La historia comienza, como habitualmente, en la tienda del anticuario Ezra Winston, el narrador, y con un objeto, una cerámica griega, decorada con escenas de la mítica batalla. Es una réplica, no una pieza original, y Ezra hace el memorable elogio del copista: “Una copia, cuando no es falsificación, es una obra de amor: aparte de lo que representa, la copia atesora el amor del copista”. Oesterheld está hablando de lo que hará: volver a contar a su manera y con sus propios énfasis una historia que ama, que viene de Heródoto, que ha visto acaso en el cine hace unos meses. O no.
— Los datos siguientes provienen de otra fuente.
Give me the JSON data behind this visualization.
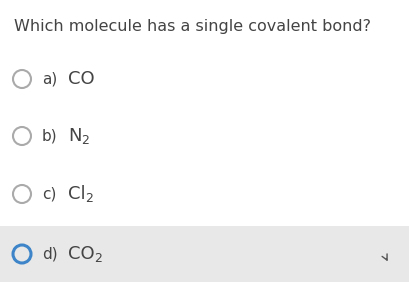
{
  "question": "Which molecule has a single covalent bond?",
  "options": [
    {
      "label": "a)",
      "formula_parts": [
        {
          "text": "CO",
          "sub": false
        }
      ],
      "selected": false,
      "circle_color": "#aaaaaa"
    },
    {
      "label": "b)",
      "formula_parts": [
        {
          "text": "N",
          "sub": false
        },
        {
          "text": "2",
          "sub": true
        }
      ],
      "selected": false,
      "circle_color": "#aaaaaa"
    },
    {
      "label": "c)",
      "formula_parts": [
        {
          "text": "Cl",
          "sub": false
        },
        {
          "text": "2",
          "sub": true
        }
      ],
      "selected": false,
      "circle_color": "#aaaaaa"
    },
    {
      "label": "d)",
      "formula_parts": [
        {
          "text": "CO",
          "sub": false
        },
        {
          "text": "2",
          "sub": true
        }
      ],
      "selected": true,
      "circle_color": "#3d85c8"
    }
  ],
  "question_fontsize": 11.5,
  "option_label_fontsize": 11,
  "formula_fontsize": 13,
  "sub_fontsize": 9,
  "background_color": "#ffffff",
  "highlight_color": "#e8e8e8",
  "question_color": "#444444",
  "option_color": "#444444",
  "fig_width": 4.1,
  "fig_height": 2.94,
  "dpi": 100
}
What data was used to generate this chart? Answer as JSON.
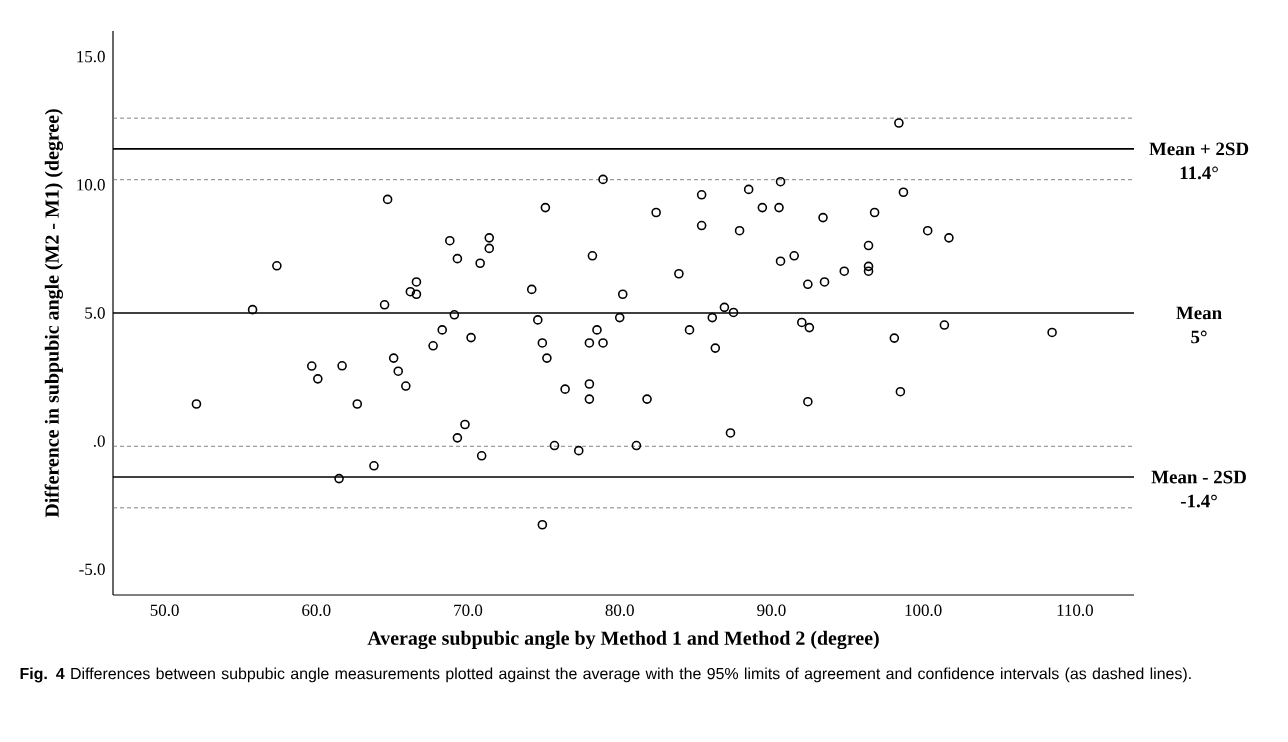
{
  "chart_data": {
    "type": "scatter",
    "xlabel": "Average subpubic angle by Method 1 and Method 2 (degree)",
    "ylabel": "Difference in subpubic angle (M2 - M1) (degree)",
    "xlim": [
      46.6,
      113.9
    ],
    "ylim": [
      -6.0,
      16.0
    ],
    "xticks": [
      {
        "value": 50,
        "label": "50.0"
      },
      {
        "value": 60,
        "label": "60.0"
      },
      {
        "value": 70,
        "label": "70.0"
      },
      {
        "value": 80,
        "label": "80.0"
      },
      {
        "value": 90,
        "label": "90.0"
      },
      {
        "value": 100,
        "label": "100.0"
      },
      {
        "value": 110,
        "label": "110.0"
      }
    ],
    "yticks": [
      {
        "value": -5,
        "label": "-5.0"
      },
      {
        "value": 0,
        "label": ".0"
      },
      {
        "value": 5,
        "label": "5.0"
      },
      {
        "value": 10,
        "label": "10.0"
      },
      {
        "value": 15,
        "label": "15.0"
      }
    ],
    "marker": "circle",
    "series": [
      {
        "color": "#000000",
        "x": [
          52.1,
          55.8,
          57.4,
          59.7,
          60.1,
          61.7,
          62.7,
          64.7,
          64.5,
          65.1,
          65.4,
          65.9,
          66.2,
          66.6,
          66.6,
          67.7,
          68.3,
          68.8,
          69.3,
          69.1,
          70.2,
          70.8,
          71.4,
          71.4,
          75.1,
          78.9,
          78.2,
          74.2,
          80.2,
          82.4,
          83.9,
          85.4,
          85.4,
          87.9,
          88.5,
          89.4,
          90.5,
          90.6,
          90.6,
          91.5,
          93.4,
          92.4,
          93.5,
          94.8,
          96.4,
          96.4,
          96.4,
          96.8,
          98.4,
          98.7,
          100.3,
          101.7,
          74.6,
          74.9,
          75.2,
          78.0,
          78.9,
          78.5,
          80.0,
          76.4,
          78.0,
          78.0,
          81.8,
          84.6,
          86.1,
          86.9,
          87.5,
          86.3,
          92.0,
          92.5,
          92.4,
          98.1,
          98.5,
          101.4,
          69.3,
          69.8,
          70.9,
          75.7,
          77.3,
          81.1,
          87.3,
          74.9,
          61.5,
          63.8,
          108.5
        ],
        "values": [
          1.45,
          5.13,
          6.84,
          2.93,
          2.43,
          2.94,
          1.45,
          9.43,
          5.32,
          3.24,
          2.73,
          2.15,
          5.83,
          6.21,
          5.73,
          3.72,
          4.34,
          7.82,
          7.12,
          4.93,
          4.04,
          6.94,
          7.93,
          7.52,
          9.11,
          10.21,
          7.23,
          5.92,
          5.73,
          8.92,
          6.53,
          9.61,
          8.41,
          8.21,
          9.82,
          9.11,
          9.11,
          10.12,
          7.02,
          7.23,
          8.72,
          6.12,
          6.21,
          6.63,
          7.63,
          6.82,
          6.63,
          8.92,
          12.41,
          9.71,
          8.21,
          7.93,
          4.73,
          3.83,
          3.24,
          3.83,
          3.83,
          4.34,
          4.82,
          2.03,
          2.23,
          1.64,
          1.64,
          4.34,
          4.82,
          5.22,
          5.02,
          3.63,
          4.63,
          4.43,
          1.54,
          4.02,
          1.93,
          4.53,
          0.13,
          0.65,
          -0.57,
          -0.17,
          -0.37,
          -0.17,
          0.32,
          -3.26,
          -1.46,
          -0.96,
          4.24
        ]
      }
    ],
    "ref_lines": [
      {
        "axis": "y",
        "value": 11.4,
        "label": "Mean + 2SD",
        "color": "#000000",
        "line_style": "solid"
      },
      {
        "axis": "y",
        "value": 5,
        "label": "Mean",
        "color": "#000000",
        "line_style": "solid"
      },
      {
        "axis": "y",
        "value": -1.4,
        "label": "Mean - 2SD",
        "color": "#000000",
        "line_style": "solid"
      },
      {
        "axis": "y",
        "value": 12.6,
        "color": "#777777",
        "line_style": "dashed"
      },
      {
        "axis": "y",
        "value": 10.2,
        "color": "#777777",
        "line_style": "dashed"
      },
      {
        "axis": "y",
        "value": -0.2,
        "color": "#777777",
        "line_style": "dashed"
      },
      {
        "axis": "y",
        "value": -2.6,
        "color": "#777777",
        "line_style": "dashed"
      }
    ],
    "annotations": [
      "11.4°",
      "5°",
      "-1.4°",
      "**Fig. 4** Differences between subpubic angle measurements plotted against the average with the 95% limits of agreement and confidence intervals (as dashed lines)."
    ]
  }
}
Lo importante es que Mort Cinder ha estado allí y escucharemos/veremos su relato.
Es interesante poder confrontar, en paralelo temático e ideológico, esta última lectura de Miller con aquella de hace más de cuarenta años. En la versión de Oesterheld-Breccia están todos los elementos clásicos. Sólo que uno de los trescientos espartanos sobrevive: Dieneces. Y Mort es Dieneces, claro. El personaje no es inventado sino histórico –también lo menciona Miller– pues Heródoto lo inmortalizó poniendo en su boca una de las réplicas más arrogantes y reveladoras del valor y la soberbia espartanos. “Es el mundo todo el que nos ataca, Dieneces. Cuando los persas disparen sus arcos contra nosotros, las flechas serán tantas que oscurecerán el sol”, le dice su amigo Alpheus. “Mejor: pelearemos a la sombra”, replica Mort-Dieneces sin inmutarse. Y Oesterheld no necesita subrayar el vínculo íntimo entre ambos, la solicitud amorosa que los mantendrá recíprocamente pendientes.
A lo largo de toda la historia, pero sobre todo a partir de la revelación de que los griegos han sido flanqueados –no está el tema del traidor Efialtes, que se vende a los persas, los entrega–, junto a la valentía jactanciosa crece otro tema: la certeza de la muerte inevitable. “Moriremos riendo” dice Leónidas, y mientras los enemigos se apilan en parvas de cadáveres en el estrecho pasaje, Dieneces mata y ve morir. Pero en Oesterheld-Breccia, los espartanos son más griegos que marines: no ultiman prisioneros, ayudan a morir a los suyos. No trivializan la muerte, la respetan. Por eso este Jerjes, triunfante pero asqueado, de últimas le concederá la libertad y la vida a Dieneces porque, ante la tortura inminente, lo reconoce moralmente superior: no teme al dolor y la muerte, es superior a él, rey de esclavos, es “rey de sí mismo”.
Por eso, el episodio de las Termópilas en Mort Cinder trasciende largamente la anécdota heroica para transformarse en una reflexión serena y sombría sobre el sentido del sacrificio. También acá, como en El Eternauta, se estaba hablando del ominoso porvenir.